In the previous post, we argued that the previous jurisprudence of the Supreme Court is unclear as to whether fraud is unarbitrable under Indian law, or whether the Indian Courts merely retain the discretion to not grant a stay under section 8 of the Arbitration Act 1996, although in principle, fraud is arbitrable in India. Although this point wasn’t considered in detail in World Sport, we argued that the distinction drawn by the Court between its power under section 8 and under section 45 worked only if it was of the view that fraud, in principle, is arbitrable under Indian law.
This arbitrability question was considered by the Bombay High Court more directly in HSBC v Avitel, in the context of the section 9 application in relation to arbitration proceedings in Singapore. The respondents opposed the application on the basis that, since fraud is not arbitrable under Indian law, the ultimate arbitration award would not be enforceable in India under section 48; and since section 9 allows interim relief to be granted only in aid of final relief, it cannot be granted in a case where the final award would unenforceable in India. On the facts of the case, the arbitral tribunal had held, and the Bombay High Court affirmed, that the law governing the arbitration was not Indian law, and therefore the question of the arbitrability of fraud under Indian law did not strictly fall to be decided. However, given the detailed arguments on the point by both sides, the High Court went on to consider the question obiter.

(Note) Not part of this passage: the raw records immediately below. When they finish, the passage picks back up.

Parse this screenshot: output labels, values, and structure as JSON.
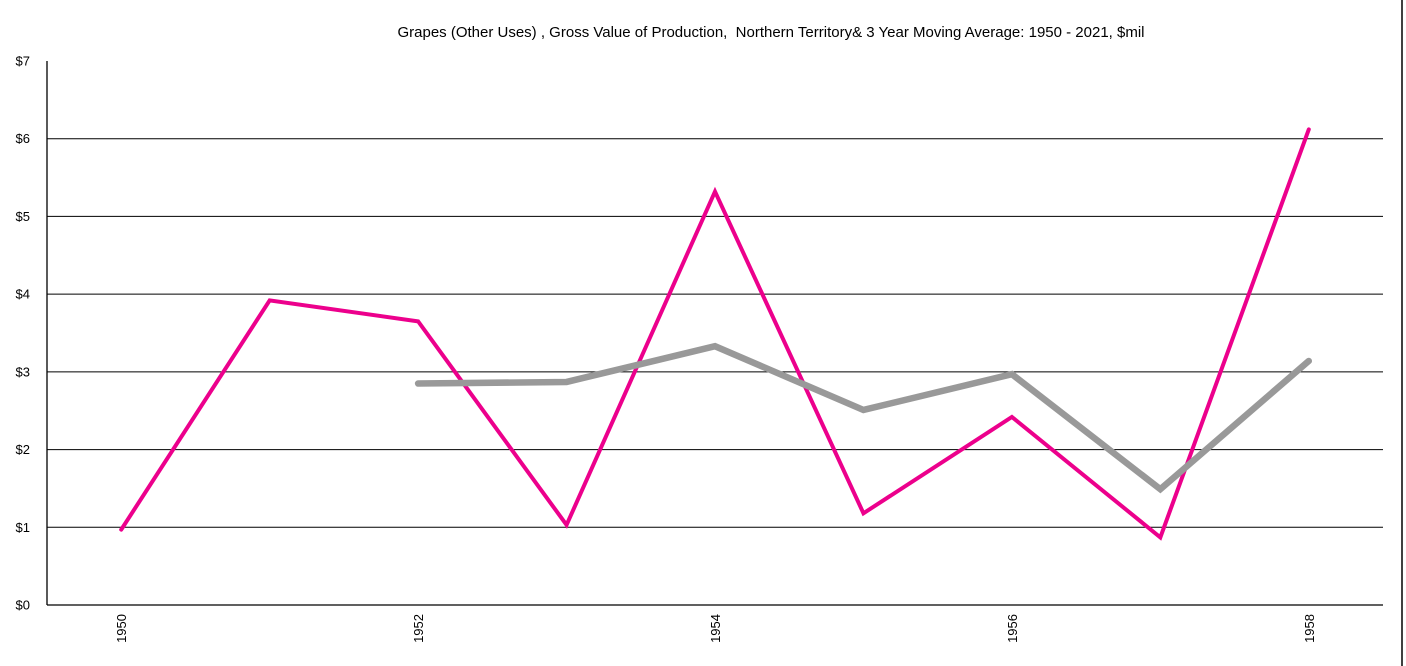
{
  "chart_data": {
    "type": "line",
    "title": "Grapes (Other Uses) , Gross Value of Production,  Northern Territory& 3 Year Moving Average: 1950 - 2021, $mil",
    "xlabel": "",
    "ylabel": "",
    "x": [
      1950,
      1951,
      1952,
      1953,
      1954,
      1955,
      1956,
      1957,
      1958
    ],
    "series": [
      {
        "name": "Gross Value of Production",
        "color": "#EC008C",
        "stroke_width": 4,
        "values": [
          0.97,
          3.92,
          3.65,
          1.03,
          5.32,
          1.18,
          2.42,
          0.87,
          6.12
        ]
      },
      {
        "name": "3 Year Moving Average",
        "color": "#999999",
        "stroke_width": 6.5,
        "values": [
          null,
          null,
          2.85,
          2.87,
          3.33,
          2.51,
          2.97,
          1.49,
          3.14
        ]
      }
    ],
    "ylim": [
      0,
      7
    ],
    "ytick_labels": [
      "$0",
      "$1",
      "$2",
      "$3",
      "$4",
      "$5",
      "$6",
      "$7"
    ],
    "xtick_labels": [
      "1950",
      "1952",
      "1954",
      "1956",
      "1958"
    ],
    "xtick_rotation": -90,
    "grid": "horizontal",
    "legend_position": "none",
    "axis_color": "#000000",
    "background_color": "#ffffff"
  }
}
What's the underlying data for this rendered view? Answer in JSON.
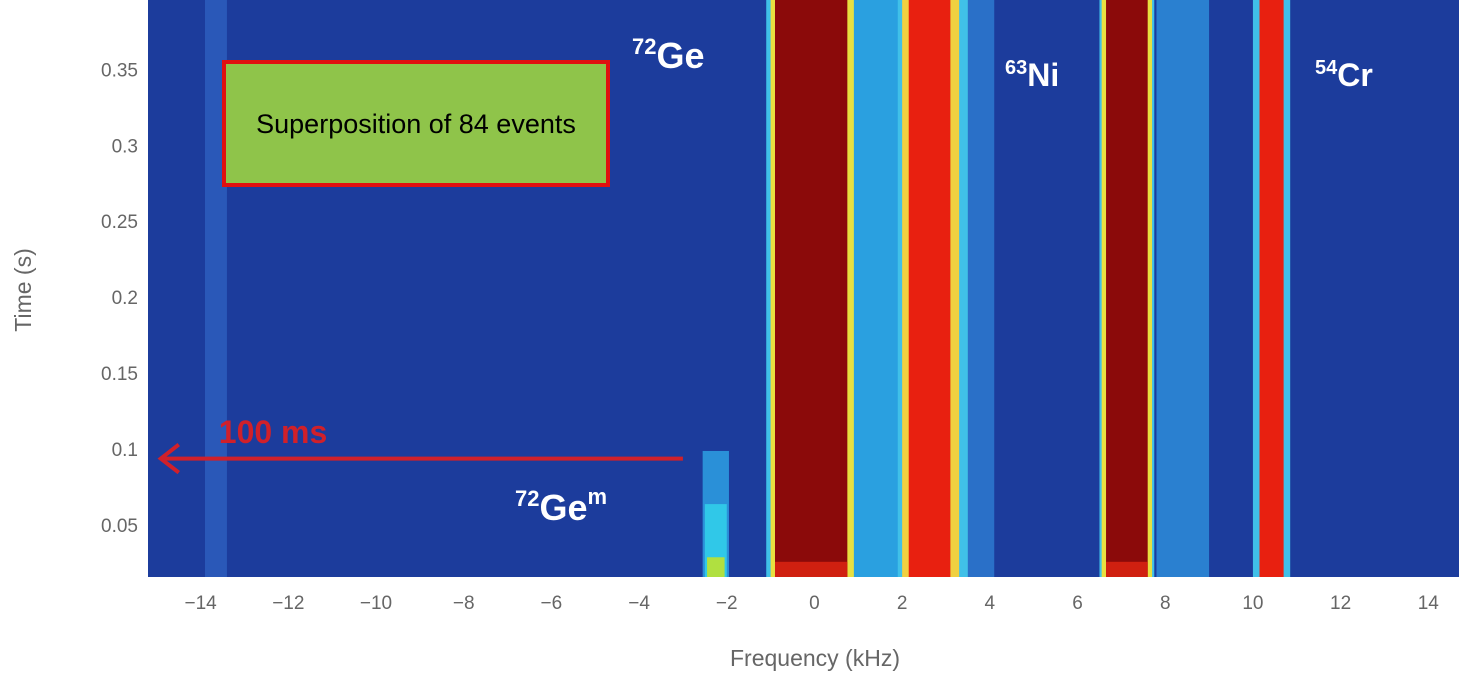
{
  "chart_data": {
    "type": "spectrogram",
    "xlabel": "Frequency (kHz)",
    "ylabel": "Time (s)",
    "xlim": [
      -15.2,
      14.7
    ],
    "ylim": [
      0.017,
      0.397
    ],
    "xticks": [
      {
        "value": -14,
        "label": "−14"
      },
      {
        "value": -12,
        "label": "−12"
      },
      {
        "value": -10,
        "label": "−10"
      },
      {
        "value": -8,
        "label": "−8"
      },
      {
        "value": -6,
        "label": "−6"
      },
      {
        "value": -4,
        "label": "−4"
      },
      {
        "value": -2,
        "label": "−2"
      },
      0,
      2,
      4,
      6,
      8,
      10,
      12,
      14
    ],
    "yticks": [
      0.05,
      0.1,
      0.15,
      0.2,
      0.25,
      0.3,
      0.35
    ],
    "grid": false,
    "background": "#1c3c9c",
    "bands": [
      {
        "x": [
          -13.9,
          -13.4
        ],
        "t": [
          0.017,
          0.397
        ],
        "color": "#2a58b8"
      },
      {
        "x": [
          -1.1,
          1.0
        ],
        "t": [
          0.017,
          0.397
        ],
        "color": "#40c0e8"
      },
      {
        "x": [
          -1.0,
          0.9
        ],
        "t": [
          0.017,
          0.397
        ],
        "color": "#e8e040"
      },
      {
        "x": [
          -0.9,
          0.75
        ],
        "t": [
          0.017,
          0.397
        ],
        "color": "#8b0a0a"
      },
      {
        "x": [
          -0.9,
          0.75
        ],
        "t": [
          0.017,
          0.027
        ],
        "color": "#d02010"
      },
      {
        "x": [
          0.9,
          2.0
        ],
        "t": [
          0.017,
          0.397
        ],
        "color": "#2aa0e0"
      },
      {
        "x": [
          1.9,
          3.5
        ],
        "t": [
          0.017,
          0.397
        ],
        "color": "#40c0e8"
      },
      {
        "x": [
          2.0,
          3.3
        ],
        "t": [
          0.017,
          0.397
        ],
        "color": "#f0d040"
      },
      {
        "x": [
          2.15,
          3.1
        ],
        "t": [
          0.017,
          0.397
        ],
        "color": "#e82010"
      },
      {
        "x": [
          3.5,
          4.1
        ],
        "t": [
          0.017,
          0.397
        ],
        "color": "#2a70c8"
      },
      {
        "x": [
          6.5,
          7.75
        ],
        "t": [
          0.017,
          0.397
        ],
        "color": "#40c0e8"
      },
      {
        "x": [
          6.55,
          7.7
        ],
        "t": [
          0.017,
          0.397
        ],
        "color": "#e8e040"
      },
      {
        "x": [
          6.65,
          7.6
        ],
        "t": [
          0.017,
          0.397
        ],
        "color": "#8b0a0a"
      },
      {
        "x": [
          6.65,
          7.6
        ],
        "t": [
          0.017,
          0.027
        ],
        "color": "#d02010"
      },
      {
        "x": [
          7.8,
          9.0
        ],
        "t": [
          0.017,
          0.397
        ],
        "color": "#2a80d0"
      },
      {
        "x": [
          10.0,
          10.85
        ],
        "t": [
          0.017,
          0.397
        ],
        "color": "#40c0e8"
      },
      {
        "x": [
          10.15,
          10.7
        ],
        "t": [
          0.017,
          0.397
        ],
        "color": "#e82010"
      },
      {
        "x": [
          -2.55,
          -1.95
        ],
        "t": [
          0.017,
          0.1
        ],
        "color": "#2a90d8"
      },
      {
        "x": [
          -2.5,
          -2.0
        ],
        "t": [
          0.017,
          0.065
        ],
        "color": "#30c8e8"
      },
      {
        "x": [
          -2.45,
          -2.05
        ],
        "t": [
          0.017,
          0.03
        ],
        "color": "#b0e040"
      }
    ],
    "annotations": [
      {
        "mass": "72",
        "symbol": "Ge"
      },
      {
        "mass": "72",
        "symbol": "Ge",
        "state": "m"
      },
      {
        "mass": "63",
        "symbol": "Ni"
      },
      {
        "mass": "54",
        "symbol": "Cr"
      }
    ],
    "note": "Superposition of 84 events",
    "arrow": {
      "label": "100 ms",
      "x": [
        -3,
        -15
      ],
      "t": 0.095,
      "color": "#d0202a"
    }
  }
}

On a close examination of the Supreme Court’s decision in N Radhakrishnan, the High Court concluded that fraud is arbitrable under Indian law. The Court observed:
the N.Radhakrishnan judgment cannot be read to imply that every allegation of fraud for malpractice being made, there can no longer be adjudication of such matters in an arbitration reference. N.Radhakrishnan has to be read to imply that an exception may be made to the general rule when it appears to court that a matter involving serious charges with heavy documentary and oral evidence may not be referred to arbitration notwithstanding the dispute being covered thereby.
In arriving at this conclusion, the Bombay High Court placed heavy reliance on the Calcutta High Court’s interpretation of N Radhakrishnan in Ram Kishan Mimani v Goverdhan Das Mimani. It concluded that the rationale underlying decisions like N Radhakrishnan is that the power of Indian courts under section 34 of the 1940 Act continues under section 8 of the 1996 Act and therefore, Indian courts may refuse to refer a matter to arbitration under section 8 ‘if satisfied that there is a sufficient reason why the matter should not be referred to arbitration’.
This decision is therefore a helpful clarification of the Indian position, and together with World Sport and Ram Kishan Mimani, undermines any interpretation of N Radhakrishnan which suggests that fraud is not arbitrable under Indian law. It does, however, leave unanswered the questions as to the statutory basis for the discretionary exercise of section 8, and the factors which an Indian court will consider in exercising this discretion.